In all seriousness, this was a Christmas party I loved to go to as a kid, at the house of one of my mom's former teachers from Gardena High School, Richard Cody. We used to attend annually, driving from our home in the Inland Empire to their house in Santa Ana. In my role as endless, annoying fountain of Christmas spirit from July onwards, I was dazzled by something as simple as the taillights of the traffic on the 91 freeway, festive ribbons of red and white that were probably making my parents cuss under their breath.

Richard Cody and his wife had a huge network of extended family and friends, former students, children biological, foster, and adopted, and so on and so forth. We'd enjoy Christmas carols around the piano (often with me or my mom playing), orange sherbet punch, and a reading of The Night Before Christmas that culminated in Santa coming down the stairs and handing presents out to all the kids. When I was little, Santa was this really tall man named Benjamin, and then his son Malik inherited the post--that might be him on the left in the picture, or possibly his brother Ibi. (Clearly nobody was alarmed by Santa suddenly changing from white to black in the space of a year.)

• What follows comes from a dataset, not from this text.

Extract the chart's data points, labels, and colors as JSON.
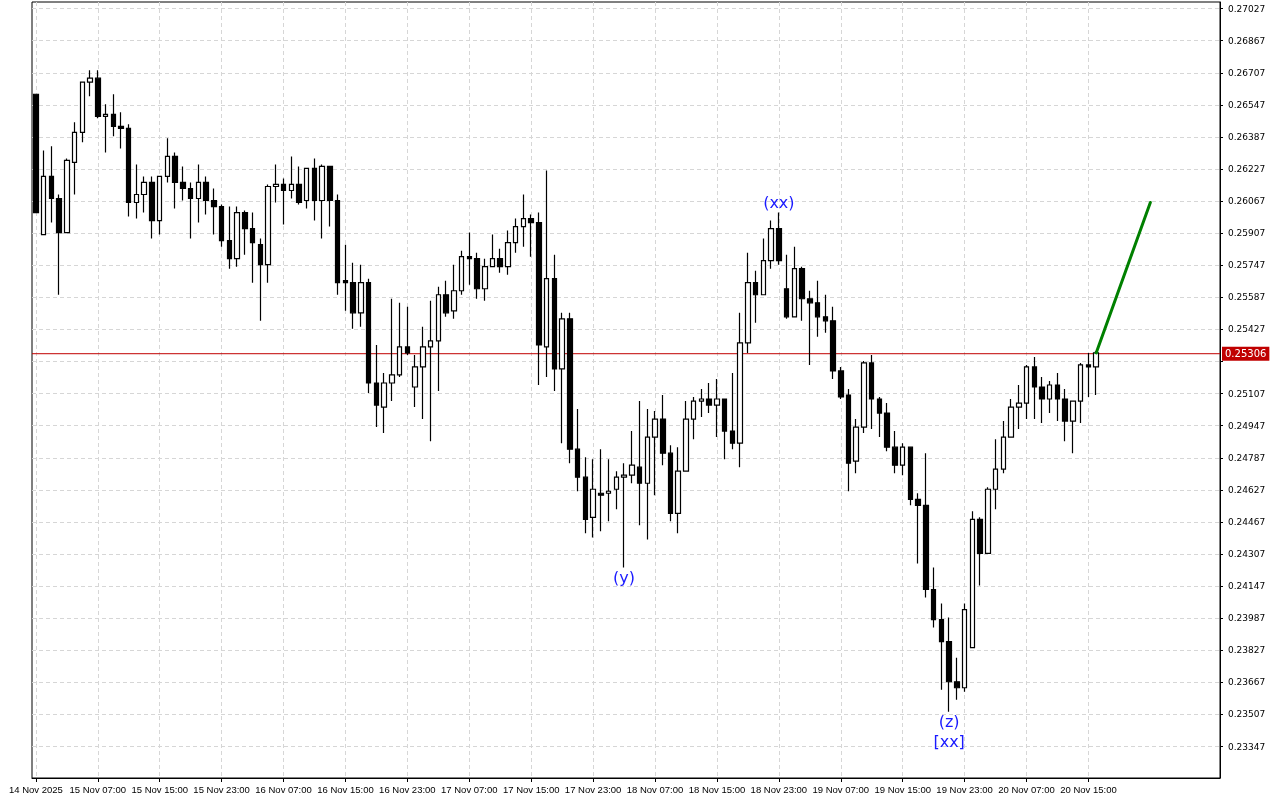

That diverse cacophony of names, though: Malik, Ibi. Their mom Twyla. Erlene, Richard's wife. Ted and Ariana, their biological kids. Moises, Marcos. Plenty of others I don't remember. It was a music, just as much as the notes from the piano; a very SoCal music. The Codys' expansive and generous social circle taught me a lot about the diversity of where I lived.

This would probably be a good December post, but in keeping with my childhood singing of Christmas carols at any given time of year, I'm posting it now.